Kavanaugh joined the concurring opinion by Justice Alito and Chief Justice John Roberts.

(File Photo: screenshot)

The differences in Monday’s cases followed last week’s move by Kavanaugh in joining the liberal Supreme Court justices ruling in the Apple v. Pepper case that consumers have the standing to sue Apple.

In March, Trump’s judicial appointees reached decisions that did not concur, for the third time in the high court session at the time, punching a hole in the left’s narrative that the president’s nominees would quickly swing the Supreme Court to the extreme right.

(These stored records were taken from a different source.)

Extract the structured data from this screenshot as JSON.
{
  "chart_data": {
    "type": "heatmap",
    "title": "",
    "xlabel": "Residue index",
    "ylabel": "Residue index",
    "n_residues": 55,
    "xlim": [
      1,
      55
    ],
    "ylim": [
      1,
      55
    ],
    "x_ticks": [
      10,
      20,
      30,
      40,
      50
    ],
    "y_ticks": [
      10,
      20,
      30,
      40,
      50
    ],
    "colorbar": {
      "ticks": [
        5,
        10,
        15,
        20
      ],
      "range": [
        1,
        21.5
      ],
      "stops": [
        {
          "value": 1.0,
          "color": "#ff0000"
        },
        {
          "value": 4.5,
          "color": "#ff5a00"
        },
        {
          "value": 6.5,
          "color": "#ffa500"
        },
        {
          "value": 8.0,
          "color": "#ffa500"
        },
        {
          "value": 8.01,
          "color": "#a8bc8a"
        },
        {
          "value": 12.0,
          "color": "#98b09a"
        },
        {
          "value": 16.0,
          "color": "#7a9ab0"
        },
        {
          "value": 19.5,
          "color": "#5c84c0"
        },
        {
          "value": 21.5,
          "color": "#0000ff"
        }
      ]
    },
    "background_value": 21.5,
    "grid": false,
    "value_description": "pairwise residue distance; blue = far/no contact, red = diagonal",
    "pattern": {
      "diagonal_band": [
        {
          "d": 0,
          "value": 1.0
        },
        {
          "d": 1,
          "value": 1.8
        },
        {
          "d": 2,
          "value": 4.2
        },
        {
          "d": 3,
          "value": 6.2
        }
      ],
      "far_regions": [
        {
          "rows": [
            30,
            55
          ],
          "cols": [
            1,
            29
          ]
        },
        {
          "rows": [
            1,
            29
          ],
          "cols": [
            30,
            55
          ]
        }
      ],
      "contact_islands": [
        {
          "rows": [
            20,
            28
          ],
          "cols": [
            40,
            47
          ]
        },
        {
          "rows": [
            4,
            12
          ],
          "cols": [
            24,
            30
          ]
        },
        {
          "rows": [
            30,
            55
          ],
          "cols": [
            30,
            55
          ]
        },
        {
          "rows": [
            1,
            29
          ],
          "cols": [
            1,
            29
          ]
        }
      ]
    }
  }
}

In that case, Kavanaugh sided with the liberal justices on the court in blocking the execution of a death-row inmate who was not being allowed to have his Buddhist spiritual adviser present.

(File Photo: screenshot)

 

But Jonathan Adler, law professor at Case Western Reserve University’s School of Law, thinks the diverging opinions from Gorsuch and Kavanaugh are not an indication of any fundamental shift in their views. He noted that while the two newest justices appear to be differing in their conservative natures, broad conclusions should be avoided.

It “is possible we are beginning to see differences that are a product of their respective experiences—a difference that could explain their disagreements on questions of Indian Law, something that arises far more often on Tenth Circuit (which Justice Gorsuch sat) than in Washington, D.C. [where Kavanaugh sat],” Adler wrote in an article published in Reason on Monday.

He added:

These splits do not really show one of the Court’s newest justices as being more “conservative” than the other, but they do suggest meaningful differences in method and underlying jurisprudence. While this week Justice Gorsuch seems to have joined the Court’s liberals and Justice Kavanaugh tended to stick with the Court’s conservatives, in last week’s Apple antitrust case they split in the opposite direction.

 

“I am reluctant to draw broad conclusions about the meaning of these differences, as it is still early,” Adler wrote.  “Trump’s two nominees to the Court are anything but carbon copies or clones of one another.”